Soms kruisen twee levens elkaar niet in de tijd, maar in een verhaal. Zo verging het me toen ik recent een bijzonder werk overdroeg aan de Amsterdamse zakenvrouw Rahma el Mouden: 'Voyage d’Adrien Matham au Maroc (1640–1641)'. Deze publicatie uit 1866 bevat het reisverslag van de Nederlandse kunstenaar Adriaan Matham, die ruim vier eeuwen geleden met penseel en pen afreisde van Nederland naar het voor hem onbekende Marokko.
Een kunstenaar op diplomatieke missie
De reis van Adriaen Matham begon op 1 september 1640, toen het schip De Gelderlandt de rede van Texel verliet, de zeilen bol van oostenwind en de lucht zwaar van regen. Matham was geen diplomaat of koopman, maar kunstenaar: hij reisde mee als onderdeel van een diplomatieke missie naar Marokko, met als opdracht de wereld die zij zouden tegenkomen vast te leggen in woord en beeld.
De expeditie stond onder leiding van Anthonie de Liedekerke, die namens de Staten-Generaal een boodschap van vrede en samenwerking wilde overbrengen aan de Marokkaanse sultan. Aan boord bevonden zich ook Lijsbeth Jans - dochter van de beruchte Nederlandse piraat Jan Janszoon, alias Murat Reis – en haar zwager Jacob Arissen. Het was een bonte verzameling mensen, op weg naar een onbekende wereld.
Matham hield een dagboek bij van de reis. Aanvankelijk noteerde hij vooral windrichtingen en koersen – als een klassiek scheepslogboek. Maar hoe dichter het gezelschap bij de Afrikaanse kust kwam, hoe rijker zijn beschrijvingen werden. Hij schilderde niet alleen met zijn penseel, maar ook met zijn woorden. De witte muren van Mogador (het huidige Essaouira), het majestueuze El Badi-paleis in Marrakesh – Matham legde ze vast in schetsen, waarvan er vandaag de dag nog enkele bewaard zijn gebleven.
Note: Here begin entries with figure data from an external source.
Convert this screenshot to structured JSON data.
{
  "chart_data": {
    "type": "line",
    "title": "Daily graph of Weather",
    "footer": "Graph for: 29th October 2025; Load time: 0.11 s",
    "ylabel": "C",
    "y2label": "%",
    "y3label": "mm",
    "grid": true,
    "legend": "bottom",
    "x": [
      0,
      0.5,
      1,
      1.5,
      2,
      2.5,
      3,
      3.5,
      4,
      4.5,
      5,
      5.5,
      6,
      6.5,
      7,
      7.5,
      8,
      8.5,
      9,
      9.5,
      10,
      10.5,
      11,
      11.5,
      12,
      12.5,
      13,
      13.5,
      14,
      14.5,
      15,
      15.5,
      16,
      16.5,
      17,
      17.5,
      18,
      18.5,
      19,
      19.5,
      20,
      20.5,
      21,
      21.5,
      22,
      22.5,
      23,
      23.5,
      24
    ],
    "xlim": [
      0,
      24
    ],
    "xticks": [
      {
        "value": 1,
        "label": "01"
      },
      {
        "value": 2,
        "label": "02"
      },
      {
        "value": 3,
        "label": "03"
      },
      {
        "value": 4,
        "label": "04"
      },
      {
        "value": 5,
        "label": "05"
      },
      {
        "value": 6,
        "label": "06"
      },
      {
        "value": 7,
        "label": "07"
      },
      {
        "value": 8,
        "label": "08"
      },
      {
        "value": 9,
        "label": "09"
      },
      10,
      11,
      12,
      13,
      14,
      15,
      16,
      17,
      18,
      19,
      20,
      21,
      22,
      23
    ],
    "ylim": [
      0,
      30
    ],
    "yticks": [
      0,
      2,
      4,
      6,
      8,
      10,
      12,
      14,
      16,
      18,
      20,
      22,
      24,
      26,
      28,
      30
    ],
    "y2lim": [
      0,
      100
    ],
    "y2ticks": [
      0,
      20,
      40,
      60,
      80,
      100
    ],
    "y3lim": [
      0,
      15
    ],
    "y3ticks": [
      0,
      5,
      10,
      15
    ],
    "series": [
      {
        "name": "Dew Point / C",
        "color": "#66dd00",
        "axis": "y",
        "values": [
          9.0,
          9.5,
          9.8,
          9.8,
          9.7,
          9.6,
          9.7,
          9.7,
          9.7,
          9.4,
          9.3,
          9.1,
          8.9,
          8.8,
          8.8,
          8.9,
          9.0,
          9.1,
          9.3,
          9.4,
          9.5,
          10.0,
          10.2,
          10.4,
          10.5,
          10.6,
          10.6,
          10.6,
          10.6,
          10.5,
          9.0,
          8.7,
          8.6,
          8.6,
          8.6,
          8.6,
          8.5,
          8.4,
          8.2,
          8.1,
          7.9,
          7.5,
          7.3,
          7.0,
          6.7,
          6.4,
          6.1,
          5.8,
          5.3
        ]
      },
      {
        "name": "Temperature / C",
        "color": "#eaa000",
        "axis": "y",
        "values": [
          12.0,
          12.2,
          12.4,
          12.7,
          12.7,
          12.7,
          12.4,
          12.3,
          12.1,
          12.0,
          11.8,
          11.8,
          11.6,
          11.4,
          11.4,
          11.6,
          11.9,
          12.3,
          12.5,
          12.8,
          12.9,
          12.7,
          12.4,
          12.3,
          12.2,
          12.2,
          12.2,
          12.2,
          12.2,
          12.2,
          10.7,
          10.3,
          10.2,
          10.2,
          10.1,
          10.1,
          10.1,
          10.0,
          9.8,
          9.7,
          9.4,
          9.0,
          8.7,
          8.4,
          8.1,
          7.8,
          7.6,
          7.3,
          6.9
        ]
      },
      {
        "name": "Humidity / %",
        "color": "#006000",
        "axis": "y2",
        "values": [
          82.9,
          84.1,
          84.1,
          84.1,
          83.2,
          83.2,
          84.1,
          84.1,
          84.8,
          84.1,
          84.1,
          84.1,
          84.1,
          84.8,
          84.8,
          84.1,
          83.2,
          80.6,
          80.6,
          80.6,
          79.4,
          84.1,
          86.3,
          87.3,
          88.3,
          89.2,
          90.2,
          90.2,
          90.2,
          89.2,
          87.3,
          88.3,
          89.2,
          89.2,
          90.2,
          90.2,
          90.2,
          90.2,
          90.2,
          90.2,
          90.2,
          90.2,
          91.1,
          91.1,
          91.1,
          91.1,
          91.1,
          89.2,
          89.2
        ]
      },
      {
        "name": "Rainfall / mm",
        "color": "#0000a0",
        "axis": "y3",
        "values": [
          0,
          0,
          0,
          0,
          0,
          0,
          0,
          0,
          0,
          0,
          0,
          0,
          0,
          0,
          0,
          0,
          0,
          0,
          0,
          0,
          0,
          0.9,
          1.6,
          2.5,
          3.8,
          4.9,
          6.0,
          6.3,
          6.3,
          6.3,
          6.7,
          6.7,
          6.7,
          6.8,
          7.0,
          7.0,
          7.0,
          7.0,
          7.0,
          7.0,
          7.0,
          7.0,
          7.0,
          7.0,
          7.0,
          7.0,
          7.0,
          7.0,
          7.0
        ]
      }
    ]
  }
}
Een brug tussen twee werelden
Wat 'Voyage d’Adrien Matham au Maroc' zo bijzonder maakt, is niet alleen de historische waarde, maar vooral de manier waarop de kunstenaar als een brug fungeert tussen twee werelden. Zijn tekeningen en beschrijvingen bieden ons een unieke inkijk in het Marokko van de 17e eeuw — niet door de ogen van een kolonisator of handelaar, maar van een observator. Iemand die zich verwondert, maar ook afstand bewaart. Die kijkt met nieuwsgierigheid, maar ook met respect. Het verslag bleef lange tijd verborgen, totdat het in 1866 voor het eerst werd gepubliceerd door Ferdinand de Hellwald. In 1888 volgde een herdruk, en sindsdien hebben historici en reizigers zich regelmatig over deze zeldzame blik op het vroegmoderne Marokko gebogen.
De omgekeerde reis
Voor Rahma el Mouden was het boek meer dan een historisch document — het raakte haar persoonlijk. Want waar Adriaen Matham in 1640 koers zette van Nederland naar Marokko, maakte Rahma eeuwen later de omgekeerde reis: van het Marokkaanse platteland naar het moderne Nederland. Ook zij betrad een wereld die voor haar volkomen nieuw en mysterieus was. Het bijzondere van reizen is misschien wel dat de sporen ervan verder reiken dan de bestemming... Rahma el Mouden laat zien wat er mogelijk is als je gelooft in je eigen kracht, ook wanneer de wereld daar nog niet klaar voor is. Haar leven is een antwoord op elke vorm van onderschatting. En een herinnering dat vrijheid niet altijd wordt gegeven, maar vaak bevochten moet worden.
In de spiegel van Adriaen Mathams reis zag zij iets terug van haar eigen tocht. En ik, in onze ontmoeting, zag hoe het verleden en heden elkaar werkelijk kunnen raken - niet alleen op papier, maar in de levens die ons blijven inspireren. Later stuurde Rahma me een bericht: “Je hebt me echt aan het denken gezet... Misschien schrijf ik ooit zelf een reisboek, over mijn reis naar Nederland.”